Paul was one of the most positive people we ever met and was truly a man of impeccable integrity. His enormous curiosity in science did not impair his ability to analyze experimental results most stringently and objectively, but rather helped him to ask motivating questions and to propose elegant experiments in the kindest, most considered way possible. Similarly, through the genuine, deep and cordial friendship that he extended to so many of us, he would never ignore a problem, but instead focus on opportunities and solutions, often in a very humorous way.

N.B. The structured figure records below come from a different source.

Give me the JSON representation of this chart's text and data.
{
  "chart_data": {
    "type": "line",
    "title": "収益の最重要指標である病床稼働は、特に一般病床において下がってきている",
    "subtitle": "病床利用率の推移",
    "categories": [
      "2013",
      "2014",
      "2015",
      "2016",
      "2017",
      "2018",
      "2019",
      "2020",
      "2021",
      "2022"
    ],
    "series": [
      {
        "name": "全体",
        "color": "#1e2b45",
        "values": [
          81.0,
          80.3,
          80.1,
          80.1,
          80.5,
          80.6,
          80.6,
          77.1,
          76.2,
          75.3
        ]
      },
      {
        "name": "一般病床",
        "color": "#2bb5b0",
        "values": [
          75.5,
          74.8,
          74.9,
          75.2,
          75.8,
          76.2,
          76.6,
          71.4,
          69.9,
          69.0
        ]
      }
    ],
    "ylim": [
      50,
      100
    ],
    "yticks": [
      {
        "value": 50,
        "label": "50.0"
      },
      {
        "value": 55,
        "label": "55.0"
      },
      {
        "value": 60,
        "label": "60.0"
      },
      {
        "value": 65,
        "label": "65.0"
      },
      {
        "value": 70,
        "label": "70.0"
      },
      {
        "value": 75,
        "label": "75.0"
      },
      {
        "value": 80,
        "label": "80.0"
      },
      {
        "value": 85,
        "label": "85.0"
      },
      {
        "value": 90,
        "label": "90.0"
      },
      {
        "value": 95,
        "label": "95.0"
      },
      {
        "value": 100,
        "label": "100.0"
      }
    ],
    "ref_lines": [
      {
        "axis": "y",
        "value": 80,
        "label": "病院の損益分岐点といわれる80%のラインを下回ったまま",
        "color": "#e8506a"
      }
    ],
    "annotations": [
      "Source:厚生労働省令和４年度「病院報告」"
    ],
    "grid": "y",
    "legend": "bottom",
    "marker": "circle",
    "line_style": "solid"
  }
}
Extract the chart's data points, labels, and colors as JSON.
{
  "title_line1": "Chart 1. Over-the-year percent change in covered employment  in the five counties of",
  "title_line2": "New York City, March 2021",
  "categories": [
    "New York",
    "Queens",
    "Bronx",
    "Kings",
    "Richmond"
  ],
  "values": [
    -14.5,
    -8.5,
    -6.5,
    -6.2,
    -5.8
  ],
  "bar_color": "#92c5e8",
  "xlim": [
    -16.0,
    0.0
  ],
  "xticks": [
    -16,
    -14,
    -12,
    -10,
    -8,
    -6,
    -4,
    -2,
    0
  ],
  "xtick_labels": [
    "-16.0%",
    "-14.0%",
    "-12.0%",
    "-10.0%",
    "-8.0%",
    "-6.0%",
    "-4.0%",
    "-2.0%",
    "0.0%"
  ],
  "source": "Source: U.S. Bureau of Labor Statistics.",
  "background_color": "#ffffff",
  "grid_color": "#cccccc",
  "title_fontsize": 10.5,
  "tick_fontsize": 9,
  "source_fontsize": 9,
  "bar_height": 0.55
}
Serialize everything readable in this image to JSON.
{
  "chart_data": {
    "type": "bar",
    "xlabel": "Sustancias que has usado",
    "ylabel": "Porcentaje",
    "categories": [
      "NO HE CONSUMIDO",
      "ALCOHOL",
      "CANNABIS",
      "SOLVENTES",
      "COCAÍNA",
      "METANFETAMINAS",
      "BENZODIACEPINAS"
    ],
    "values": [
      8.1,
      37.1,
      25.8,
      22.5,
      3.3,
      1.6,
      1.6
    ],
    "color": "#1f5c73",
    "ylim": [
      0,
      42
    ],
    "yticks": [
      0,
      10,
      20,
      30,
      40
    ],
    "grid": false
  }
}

Paul enthusiastically greeted his friends. He treated every visitor who came to his office with genuine enthusiasm, making each person feel at the center of his universe. Paul loved his family, his friends and his work. Each was properly placed in his priorities, with remarkable balance. He was always happy to come to work, and then to go home to his family. Thus, in addition to research and education, his passions included cooking, learning about wine and gathering for lively discussions and storytelling with family and friends. His love of nature nurtured his enthusiasm for gardening, camping, mushroom hunting and traveling. Paul is survived by his wife Cynthia, daughter Sarah Bryan (Sean), and two brothers, David and Marc. His parents Ruth and Benton preceded him in death.